Gender confrontation over extra points for military service

Posted December. 20, 2014 06:06,   

한국어

Korea is likely to be divided into two over an issue. It is not just an issue between men and women. Over this issue, mothers of sons would have different opinion from mothers of daughters and people with disabilities might think differently from those without disabilities. Military service is a must to do to protect the nation but not a few want to avoid if they can. While those with money and power dodge the military service, ordinary people criticize such behaviors but envy those avoiding the draft, calling them "son of God." Recently, the Military Culture Reform Committee, a private, public and military joint organization, proposed a recommendation to give extra points for compensation to those who completed military service. It seems quite natural that a heated controversy is caused over this recommendation.

The military service is imposed only to men among four duties of a citizen. The Constitution stipulates that all citizens have a duty of military service but the Military Service Law states women can serve in the military only when voluntarily applying. Since the military service is mandatory for men but optional for women, controversy over gender equality starts from here. But a war is not restricted to men. Although Amazones, a nation of all female warriors in the Greek mythology, can be said as imaginary characters, currently 10 nations including Israel and Norway have the female conscription system. In North Korea, women serve in the military for seven years.

Men who completed military service have their own story about proud but boring and weary military life. Whenever those who served in the military gather together, they talk about what they did in the military. But talking about military lives does not provide any benefit. After exhausted 2 years in the military camp, those young men end up with a gap in their education and preparation for employment. As long as there is no change in the current conscription system, people who sacrificed their youth for nation must not be put at a disadvantage, if not compensated properly. In the Gallop’s poll in 2011, 74.2 percent of female respondents were favorable to introduction of extra points system for military service.

The purpose of the Military Culture Reform Committee is to give those who completed military service reward points within 2 percent of the perfect score in the hiring tests of public servants or nation-owned companies.
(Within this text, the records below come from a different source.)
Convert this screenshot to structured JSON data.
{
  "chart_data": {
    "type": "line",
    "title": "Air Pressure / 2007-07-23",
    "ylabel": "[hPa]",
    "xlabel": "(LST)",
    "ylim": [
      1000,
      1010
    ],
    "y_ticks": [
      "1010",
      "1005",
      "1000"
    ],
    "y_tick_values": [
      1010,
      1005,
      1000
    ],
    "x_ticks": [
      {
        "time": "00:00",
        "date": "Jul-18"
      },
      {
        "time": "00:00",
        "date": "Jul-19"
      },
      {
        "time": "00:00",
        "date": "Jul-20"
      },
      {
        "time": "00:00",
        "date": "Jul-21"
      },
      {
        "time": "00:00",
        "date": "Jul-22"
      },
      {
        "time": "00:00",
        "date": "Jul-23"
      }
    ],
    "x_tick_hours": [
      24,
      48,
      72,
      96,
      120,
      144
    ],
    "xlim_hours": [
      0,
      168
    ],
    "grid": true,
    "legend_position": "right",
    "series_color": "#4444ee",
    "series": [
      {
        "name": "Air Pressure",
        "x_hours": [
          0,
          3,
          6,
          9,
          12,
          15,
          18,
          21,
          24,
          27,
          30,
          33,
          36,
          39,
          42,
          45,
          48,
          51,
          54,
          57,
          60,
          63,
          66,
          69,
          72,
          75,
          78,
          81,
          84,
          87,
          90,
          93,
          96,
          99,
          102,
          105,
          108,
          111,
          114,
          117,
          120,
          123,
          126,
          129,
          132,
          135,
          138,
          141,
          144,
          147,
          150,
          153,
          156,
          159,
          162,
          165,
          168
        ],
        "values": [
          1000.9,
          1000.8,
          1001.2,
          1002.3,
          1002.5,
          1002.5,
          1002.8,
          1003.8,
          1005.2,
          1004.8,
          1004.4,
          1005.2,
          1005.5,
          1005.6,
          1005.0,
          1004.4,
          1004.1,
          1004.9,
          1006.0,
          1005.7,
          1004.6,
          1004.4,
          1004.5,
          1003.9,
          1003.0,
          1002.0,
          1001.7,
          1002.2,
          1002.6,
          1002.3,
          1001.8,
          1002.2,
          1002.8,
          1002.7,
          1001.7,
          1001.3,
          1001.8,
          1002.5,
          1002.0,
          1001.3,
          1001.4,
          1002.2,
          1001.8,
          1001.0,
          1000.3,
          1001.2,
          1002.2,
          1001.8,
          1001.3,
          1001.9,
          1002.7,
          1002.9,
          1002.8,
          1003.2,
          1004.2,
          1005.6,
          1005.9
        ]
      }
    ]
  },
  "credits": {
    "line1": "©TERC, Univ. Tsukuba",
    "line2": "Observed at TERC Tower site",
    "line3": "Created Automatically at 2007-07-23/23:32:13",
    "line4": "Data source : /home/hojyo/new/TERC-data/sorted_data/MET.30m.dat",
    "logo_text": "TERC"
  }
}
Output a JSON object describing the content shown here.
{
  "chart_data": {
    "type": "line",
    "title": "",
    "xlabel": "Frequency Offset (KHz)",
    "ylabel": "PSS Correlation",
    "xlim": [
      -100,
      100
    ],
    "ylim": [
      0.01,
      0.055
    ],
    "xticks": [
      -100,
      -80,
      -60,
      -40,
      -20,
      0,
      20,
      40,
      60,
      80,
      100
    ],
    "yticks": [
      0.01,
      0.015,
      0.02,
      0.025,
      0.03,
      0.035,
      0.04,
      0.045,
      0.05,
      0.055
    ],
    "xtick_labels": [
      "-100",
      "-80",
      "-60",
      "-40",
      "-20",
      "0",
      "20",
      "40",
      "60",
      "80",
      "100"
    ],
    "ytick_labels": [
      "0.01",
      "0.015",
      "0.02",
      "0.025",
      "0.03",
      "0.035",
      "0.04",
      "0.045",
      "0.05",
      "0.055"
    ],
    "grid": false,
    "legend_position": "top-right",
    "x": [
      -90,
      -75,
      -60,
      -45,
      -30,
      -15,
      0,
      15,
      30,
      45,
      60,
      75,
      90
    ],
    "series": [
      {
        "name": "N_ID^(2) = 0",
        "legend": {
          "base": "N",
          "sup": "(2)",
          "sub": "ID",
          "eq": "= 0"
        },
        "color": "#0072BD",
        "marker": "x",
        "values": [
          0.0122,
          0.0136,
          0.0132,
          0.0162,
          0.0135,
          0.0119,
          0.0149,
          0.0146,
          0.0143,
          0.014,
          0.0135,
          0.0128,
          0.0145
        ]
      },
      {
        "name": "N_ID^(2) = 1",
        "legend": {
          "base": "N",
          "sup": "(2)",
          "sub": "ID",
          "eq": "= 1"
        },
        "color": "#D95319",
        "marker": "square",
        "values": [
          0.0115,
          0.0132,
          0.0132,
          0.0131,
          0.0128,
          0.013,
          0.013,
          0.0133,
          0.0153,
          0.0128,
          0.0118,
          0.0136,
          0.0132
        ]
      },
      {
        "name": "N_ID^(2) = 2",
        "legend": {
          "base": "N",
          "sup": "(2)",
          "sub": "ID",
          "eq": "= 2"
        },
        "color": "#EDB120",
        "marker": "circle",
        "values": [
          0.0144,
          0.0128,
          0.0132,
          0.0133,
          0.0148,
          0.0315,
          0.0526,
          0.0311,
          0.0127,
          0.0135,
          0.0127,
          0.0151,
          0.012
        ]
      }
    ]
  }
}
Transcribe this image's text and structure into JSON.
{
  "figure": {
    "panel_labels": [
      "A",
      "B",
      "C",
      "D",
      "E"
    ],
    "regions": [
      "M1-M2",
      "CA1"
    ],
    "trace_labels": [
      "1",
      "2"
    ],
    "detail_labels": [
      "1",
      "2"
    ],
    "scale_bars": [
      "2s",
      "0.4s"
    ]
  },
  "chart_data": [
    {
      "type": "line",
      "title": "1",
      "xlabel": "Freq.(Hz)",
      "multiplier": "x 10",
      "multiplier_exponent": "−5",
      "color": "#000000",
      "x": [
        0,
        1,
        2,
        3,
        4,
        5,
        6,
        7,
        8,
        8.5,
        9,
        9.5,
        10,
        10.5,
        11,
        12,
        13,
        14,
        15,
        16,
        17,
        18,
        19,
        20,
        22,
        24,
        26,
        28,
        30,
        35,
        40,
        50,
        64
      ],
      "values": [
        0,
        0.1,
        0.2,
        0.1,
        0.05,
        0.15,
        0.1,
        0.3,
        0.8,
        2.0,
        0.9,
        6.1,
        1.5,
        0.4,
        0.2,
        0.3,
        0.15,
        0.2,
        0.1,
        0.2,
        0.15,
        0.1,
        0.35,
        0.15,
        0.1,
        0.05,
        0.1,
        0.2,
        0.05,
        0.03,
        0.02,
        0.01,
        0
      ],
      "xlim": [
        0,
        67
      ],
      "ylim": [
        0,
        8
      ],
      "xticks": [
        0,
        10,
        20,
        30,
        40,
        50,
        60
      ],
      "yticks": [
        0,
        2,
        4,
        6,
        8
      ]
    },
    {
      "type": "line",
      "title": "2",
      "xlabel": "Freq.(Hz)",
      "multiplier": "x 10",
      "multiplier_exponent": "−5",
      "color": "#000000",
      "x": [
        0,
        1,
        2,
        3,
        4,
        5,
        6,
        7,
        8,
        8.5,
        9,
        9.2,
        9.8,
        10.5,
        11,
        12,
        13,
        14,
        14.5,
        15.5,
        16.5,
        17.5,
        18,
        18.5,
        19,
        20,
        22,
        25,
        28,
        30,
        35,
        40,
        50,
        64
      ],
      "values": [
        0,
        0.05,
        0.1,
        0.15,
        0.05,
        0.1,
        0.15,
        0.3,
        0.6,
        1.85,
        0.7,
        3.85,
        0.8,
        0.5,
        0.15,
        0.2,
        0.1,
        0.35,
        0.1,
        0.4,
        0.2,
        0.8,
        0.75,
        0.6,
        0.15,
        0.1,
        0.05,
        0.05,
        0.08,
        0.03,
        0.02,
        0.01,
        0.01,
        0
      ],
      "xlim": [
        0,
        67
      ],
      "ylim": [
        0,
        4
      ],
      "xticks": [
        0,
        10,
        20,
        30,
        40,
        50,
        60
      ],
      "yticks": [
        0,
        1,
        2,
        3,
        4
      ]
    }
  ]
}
The committee’s proposal considered the Constitutional Court’s 1999 ruling that the military service extra point system, which gave 3-5 percent of the full marks, was a violation of the constitution. When the Ministry of National Defense proposed a military service extra points system that provides 2.5 percent in 2011, simulation of women’s organization showed that only 0.0004 percent of the men who finished their military service could receive the benefit. Although women’s organizations are against the system, conscripted men’s mothers are all women. Young women can raise their scores by 2 points if they study hard for two years when their counterpart young men are in the military camps.